L’ ormai noto progetto,  “Vedere al buio” è stato il risultato dello spettacolo di beneficenza  di centinaia di artisti che si sono esibiti all’interno del Teatro Garibaldi il 22 dicembre 2014 e per questo, il presidente Donato Trepiccione e l’Associazione tutta, insieme a Daniela Rettore hanno deciso di consegnare  attestati di merito a tutti coloro i quali hanno partecipato a vario titolo all’evento e hanno reso possibile l’acquisto degli ausili per i bambini ipovedenti e non vedenti, primo fra tutti, l’attestato  consegnato nelle mani dei cari genitori Clara, Gabriele e  Mariagiovanna, la sorella della piccola  Sabrina Tavano, la bambina ipovedente, scomparsa a seguito di un tragico incidente e che ha ispirato l’intero progetto.
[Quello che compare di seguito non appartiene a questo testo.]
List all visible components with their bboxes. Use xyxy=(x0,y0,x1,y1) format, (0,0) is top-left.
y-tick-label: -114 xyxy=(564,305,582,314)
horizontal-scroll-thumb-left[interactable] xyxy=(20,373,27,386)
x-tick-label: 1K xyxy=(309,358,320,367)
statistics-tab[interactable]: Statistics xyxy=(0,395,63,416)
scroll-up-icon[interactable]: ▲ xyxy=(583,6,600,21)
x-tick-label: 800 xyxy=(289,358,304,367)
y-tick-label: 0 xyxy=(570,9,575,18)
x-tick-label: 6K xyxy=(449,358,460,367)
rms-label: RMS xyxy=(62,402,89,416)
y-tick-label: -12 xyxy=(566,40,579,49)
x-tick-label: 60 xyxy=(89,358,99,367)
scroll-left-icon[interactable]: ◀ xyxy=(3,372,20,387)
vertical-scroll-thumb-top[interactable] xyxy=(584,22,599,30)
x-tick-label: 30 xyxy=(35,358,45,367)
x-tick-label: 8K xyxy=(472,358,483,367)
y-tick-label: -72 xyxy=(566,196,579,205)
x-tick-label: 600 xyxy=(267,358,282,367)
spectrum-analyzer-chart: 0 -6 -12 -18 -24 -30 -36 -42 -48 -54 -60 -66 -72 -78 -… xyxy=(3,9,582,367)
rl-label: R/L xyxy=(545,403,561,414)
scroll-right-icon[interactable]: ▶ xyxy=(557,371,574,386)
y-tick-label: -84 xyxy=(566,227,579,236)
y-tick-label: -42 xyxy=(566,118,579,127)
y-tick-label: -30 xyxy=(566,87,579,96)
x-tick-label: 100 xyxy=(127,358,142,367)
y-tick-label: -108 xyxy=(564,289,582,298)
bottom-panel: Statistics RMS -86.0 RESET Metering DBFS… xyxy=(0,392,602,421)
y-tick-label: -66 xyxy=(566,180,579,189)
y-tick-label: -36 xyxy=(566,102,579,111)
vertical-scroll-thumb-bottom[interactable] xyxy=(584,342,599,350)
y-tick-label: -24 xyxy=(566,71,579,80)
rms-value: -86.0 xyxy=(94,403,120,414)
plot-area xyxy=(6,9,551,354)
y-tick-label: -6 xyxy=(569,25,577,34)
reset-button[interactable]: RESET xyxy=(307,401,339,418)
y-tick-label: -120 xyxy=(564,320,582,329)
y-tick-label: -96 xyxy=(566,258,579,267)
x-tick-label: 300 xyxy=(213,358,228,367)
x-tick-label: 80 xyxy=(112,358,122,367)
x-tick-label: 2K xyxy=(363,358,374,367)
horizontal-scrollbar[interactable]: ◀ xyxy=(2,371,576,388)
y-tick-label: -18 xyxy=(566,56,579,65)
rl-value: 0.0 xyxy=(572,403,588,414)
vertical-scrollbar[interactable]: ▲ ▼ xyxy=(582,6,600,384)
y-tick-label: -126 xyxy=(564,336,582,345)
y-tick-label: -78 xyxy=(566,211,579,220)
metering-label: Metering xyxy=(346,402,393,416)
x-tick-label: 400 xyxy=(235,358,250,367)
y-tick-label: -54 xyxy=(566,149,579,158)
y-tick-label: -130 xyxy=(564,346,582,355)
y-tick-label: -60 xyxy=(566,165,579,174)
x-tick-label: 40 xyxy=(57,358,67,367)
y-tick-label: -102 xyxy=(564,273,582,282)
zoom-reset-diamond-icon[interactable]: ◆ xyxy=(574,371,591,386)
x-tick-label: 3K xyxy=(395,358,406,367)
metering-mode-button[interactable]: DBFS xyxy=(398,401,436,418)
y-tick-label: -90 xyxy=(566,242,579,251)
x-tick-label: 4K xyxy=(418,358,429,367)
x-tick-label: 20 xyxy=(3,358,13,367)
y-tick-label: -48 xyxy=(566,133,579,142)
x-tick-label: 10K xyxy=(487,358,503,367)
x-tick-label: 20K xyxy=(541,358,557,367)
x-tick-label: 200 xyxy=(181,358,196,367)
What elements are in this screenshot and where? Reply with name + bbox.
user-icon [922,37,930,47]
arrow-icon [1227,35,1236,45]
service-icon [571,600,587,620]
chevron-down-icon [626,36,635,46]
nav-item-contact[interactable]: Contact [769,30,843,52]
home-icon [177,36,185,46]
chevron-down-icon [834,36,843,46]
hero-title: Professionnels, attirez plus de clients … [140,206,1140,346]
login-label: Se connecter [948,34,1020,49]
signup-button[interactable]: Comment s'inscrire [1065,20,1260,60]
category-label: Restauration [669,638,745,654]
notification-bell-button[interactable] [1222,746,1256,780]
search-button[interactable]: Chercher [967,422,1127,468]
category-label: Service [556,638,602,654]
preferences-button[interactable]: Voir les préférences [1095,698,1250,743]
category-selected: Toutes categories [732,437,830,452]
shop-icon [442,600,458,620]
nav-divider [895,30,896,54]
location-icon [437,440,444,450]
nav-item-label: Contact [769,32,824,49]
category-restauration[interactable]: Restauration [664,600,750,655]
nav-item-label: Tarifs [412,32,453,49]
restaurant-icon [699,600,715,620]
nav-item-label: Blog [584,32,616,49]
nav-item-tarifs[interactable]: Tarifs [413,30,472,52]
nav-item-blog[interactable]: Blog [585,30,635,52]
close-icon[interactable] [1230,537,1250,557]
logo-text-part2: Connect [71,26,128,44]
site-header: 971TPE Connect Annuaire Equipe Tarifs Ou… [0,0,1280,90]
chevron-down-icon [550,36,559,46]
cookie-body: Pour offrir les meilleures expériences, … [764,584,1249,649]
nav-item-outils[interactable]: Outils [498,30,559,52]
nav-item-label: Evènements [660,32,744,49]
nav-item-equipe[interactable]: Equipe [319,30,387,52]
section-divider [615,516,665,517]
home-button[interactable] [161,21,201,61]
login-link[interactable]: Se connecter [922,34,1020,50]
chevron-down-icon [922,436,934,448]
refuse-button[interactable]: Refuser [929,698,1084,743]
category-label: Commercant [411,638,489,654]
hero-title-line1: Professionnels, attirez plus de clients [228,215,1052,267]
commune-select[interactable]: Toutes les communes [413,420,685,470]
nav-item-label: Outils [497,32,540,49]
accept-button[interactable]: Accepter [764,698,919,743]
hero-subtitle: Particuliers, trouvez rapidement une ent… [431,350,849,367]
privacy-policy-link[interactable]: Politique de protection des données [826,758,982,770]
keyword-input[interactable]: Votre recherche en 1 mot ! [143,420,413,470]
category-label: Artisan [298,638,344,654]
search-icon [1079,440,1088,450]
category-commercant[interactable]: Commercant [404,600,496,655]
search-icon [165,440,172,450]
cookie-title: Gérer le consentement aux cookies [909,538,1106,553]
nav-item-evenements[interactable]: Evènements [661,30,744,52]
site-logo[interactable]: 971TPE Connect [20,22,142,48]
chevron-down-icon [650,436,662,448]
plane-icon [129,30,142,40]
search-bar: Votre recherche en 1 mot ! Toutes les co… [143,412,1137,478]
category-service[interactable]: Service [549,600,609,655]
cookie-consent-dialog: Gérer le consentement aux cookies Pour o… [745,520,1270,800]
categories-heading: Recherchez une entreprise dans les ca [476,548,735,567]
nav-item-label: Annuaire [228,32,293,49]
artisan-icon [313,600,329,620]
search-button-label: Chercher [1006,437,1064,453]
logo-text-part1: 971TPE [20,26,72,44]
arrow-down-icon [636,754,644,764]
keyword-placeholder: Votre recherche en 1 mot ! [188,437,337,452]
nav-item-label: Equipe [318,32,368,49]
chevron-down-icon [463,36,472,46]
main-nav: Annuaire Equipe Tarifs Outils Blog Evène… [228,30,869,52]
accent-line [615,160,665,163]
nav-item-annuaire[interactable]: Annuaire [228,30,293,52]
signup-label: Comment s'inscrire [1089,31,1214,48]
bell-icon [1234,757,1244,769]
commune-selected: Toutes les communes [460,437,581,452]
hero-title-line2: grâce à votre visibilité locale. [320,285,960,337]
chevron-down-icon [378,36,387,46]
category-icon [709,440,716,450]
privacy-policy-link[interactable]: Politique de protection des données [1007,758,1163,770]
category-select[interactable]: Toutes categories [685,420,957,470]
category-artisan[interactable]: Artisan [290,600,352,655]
“Una grande emozione riuscire a raggiungere risultati come questo – dichiara Alessandra Santillo, segretario della Onlus – che rappresenta l’ennesima riprova di quanto impegno e passione ci lega e ci spinge a fare sempre meglio e ci dà forza per continuare a lavorare a progetti cosi nobili”.

Una cerimonia molto commovente e sentita da tutto il pubblico presente che non ha trattenuto i continui applausi e l’emozione anche quando è intervenuta dal pubblico una mamma, Marta, che ha voluto portare la sua testimonianza di una donna che si è trasferita da molti anni in Romagna e che ancora risente della differenza tra il nord e il sud e di come, commossa dice -“da noi bisogna rimboccarci le maniche per dimostrare che non siamo come sono abituati a vederci, dove al nord è tutto più semplice e invece qui bisogna sempre lottare per guadagnarsi quello che altrove risulterebbe più facile, meno male che qui esistono  realtà come Ciò che vedo in città che si rendono disponibili per la collettività, gratuitamente e che ci fanno ben sperare in un futuro migliore”.

Presente ieri, ancora una volta, la Presidente dell’UIC, l’Avvocato Giulia Cannavale, insieme alla quale la Onlus di Ciò che vedo in città sarà coinvolta in futuri progetti di collaborazione.

“Siamo solo una piccola goccia nell’ Oceano-ha dichiarato nell’intervento di ieri, il tesoriere Pasquale Palmieri- ma il nostro impegno non si ferma qui e continueremo per la nostra strada, nel modo più trasparente possibile così come abbiamo sempre fatto”.

E infatti, la Onlus Ciò che vedo in città non si fermerà e tra gli altri    progetti ancora in cantiere, si dedicherà prossimamente ad un’iniziativa che riguarderà i bambini affetti da malattie oncologiche – “cercheremo di accendere una “piccola luce di conforto ” anche in questo caso, a chi spiragli di luce non ne vede più”-  anticipa il presidente Donato Trepiccione.